Петр Сергеевич смотрел на него и думал о другом.
В мире много зла. Убийцы и социопаты. Изверги, которые бьют детей и издеваются над стариками. Жулики и мошенники, отнимающие у людей последние деньги. Коррумпированные политики. Расхитители могил. Растлители малолетних.
Это зло осязаемо, зримо. Его проклинают, осуждают, с ним пытаются бороться. Его стремятся искоренить.
Но, как он узнал, существует еще и зло безликое. Неведомое. Запредельное. Неподвластное повседневной логике. Притаившееся во мраке.
Это зло необоримо. Необоримо потому, что большинство не хочет в него верить, не допускает мысли о нем. Однако всегда находятся те, кто тянется к нему, жаждет прикоснуться. Они готовы преклонить перед ним колени, и черпать его полной ложкой, и впускать в свою душу, и…
– И это никогда не кончится, – неожиданно для себя вслух сказал Петр Сергеевич. – Это не остановить.
– Что, прости? – нахмурился Хрусталев.
– Я говорю, что Марьяне не удалось все разрушить. Пока Ефим Борисович жив, это никогда не кончится. Все сосредоточено на нем.

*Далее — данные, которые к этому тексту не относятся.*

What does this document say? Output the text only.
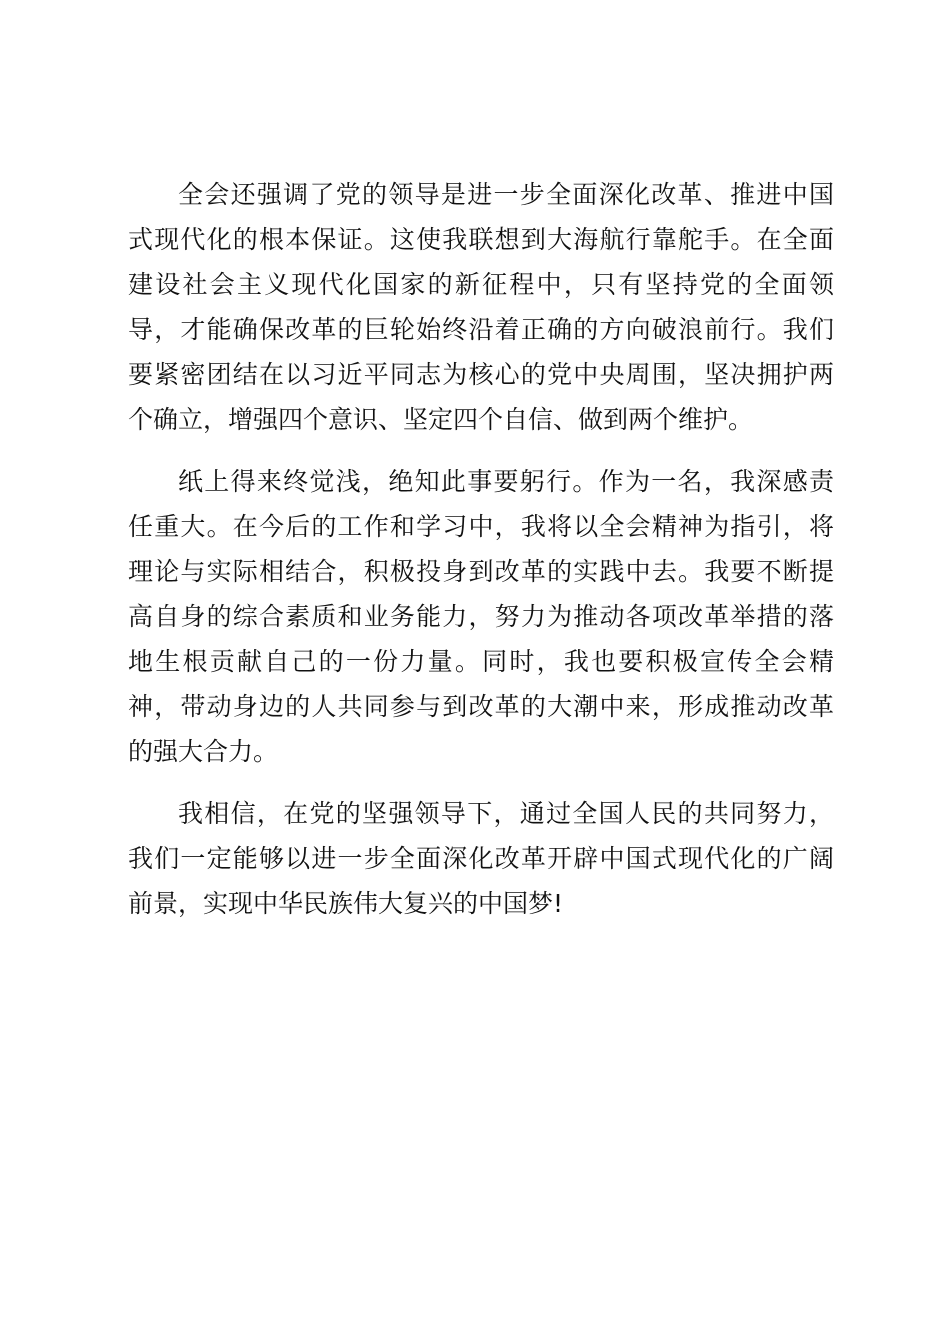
全会还强调了党的领导是进一步全面深化改革、推进中国
式现代化的根本保证。这使我联想到大海航行靠舵手。在全面
建设社会主义现代化国家的新征程中，只有坚持党的全面领
导，才能确保改革的巨轮始终沿着正确的方向破浪前行。我们
要紧密团结在以习近平同志为核心的党中央周围，坚决拥护两
个确立，增强四个意识、坚定四个自信、做到两个维护。
纸上得来终觉浅，绝知此事要躬行。作为一名，我深感责
任重大。在今后的工作和学习中，我将以全会精神为指引，将
理论与实际相结合，积极投身到改革的实践中去。我要不断提
高自身的综合素质和业务能力，努力为推动各项改革举措的落
地生根贡献自己的一份力量。同时，我也要积极宣传全会精
神，带动身边的人共同参与到改革的大潮中来，形成推动改革
的强大合力。
我相信，在党的坚强领导下，通过全国人民的共同努力，
我们一定能够以进一步全面深化改革开辟中国式现代化的广阔
前景，实现中华民族伟大复兴的中国梦!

– А, ты в этом смысле. Да, повезло.
Хрусталев взглянул на часы.
– Черт, половина девятого! Бежать надо. – Он посмотрел на Петра Сергеевича. – Ты бы ехал домой, отдохнул. Выглядишь – краше в гроб кладут.
Он пошел к дверям и обернулся на пороге:
– Позже все обсудим, хорошо? Обговорим, как будем действовать.
– Конечно, – кивнул Петр Сергеевич. – Спасибо, что… дал почитать. Рассказал все.
Хрусталев изобразил подобие улыбки.
– Не первый год друг друга знаем. А потом… – На его лице вдруг появилось неуверенное, болезненное выражение: – Вместе как-то… лучше. Спокойнее. Верно?
Петр Сергеевич остался один.
Голова была ясной и холодной. Недомогание, растерянность, чувство беспомощности отступили. Он знал, что нужно сделать.
«Это мой долг», – подумал Петр Сергеевич. Высокопарное утверждение прозвучало просто и естественно. Ведь долг и в самом деле был. Перед Галкой. Перед Марьяной. Перед самим собой.
Как и Марьяна, Петр Сергеевич не был религиозным, но в том, что папка с рукописью попала к нему, видел руку провидения. И не собирался делать вид, что не замечает этого факта.
О собственной жизни не думалось. Зачем размышлять о том, что и так очевидно? Он знал, чем все закончится для него, и принимал это с равнодушным спокойствием и отрешенностью. Ничто не удерживало его в той точке бытия, в которой он находился. Единственную женщину, которую он всегда любил, у него отняли, погубили, а остальное значило слишком мало. Ему вдруг пришло в голову, что самые главные свершения, самые сложные миссии выполняются людьми, которым нечего терять.
У него, в отличие от Марьяны, не было времени на размышления. Действовать нужно быстро, пока паук наиболее уязвим. Петр Сергеевич понимал: у него будет только одна попытка, но не сомневался в том, что сумеет воспользоваться ею.
Доктору, к тому же руководителю медицинского учреждения, который вдобавок дружит с главврачом больницы, не сложно пройти в реанимацию. Сгодится любой предлог. Даже если Ефима Борисовича и охраняют, человека в белом халате пропустят беспрепятственно. Здесь осечки быть не должно. Он окажется с Ефимом Борисовичем наедине и сделает то, что нужно.
Петр Сергеевич сознавал, что кто-то другой может снова попытаться запустить цикл. Но тут уж ничего не поделаешь. Это не его забота. Он надеялся, что если появится тот, кто захочет вновь разбудить силу Третьего круга, то найдется и тот, кто встанет у него на пути.
Это никогда не кончится, сказал он недавно, думая о вечности зла. Но сейчас понимал: тех, кто готов противостоять злу раз за разом, тоже не остановить.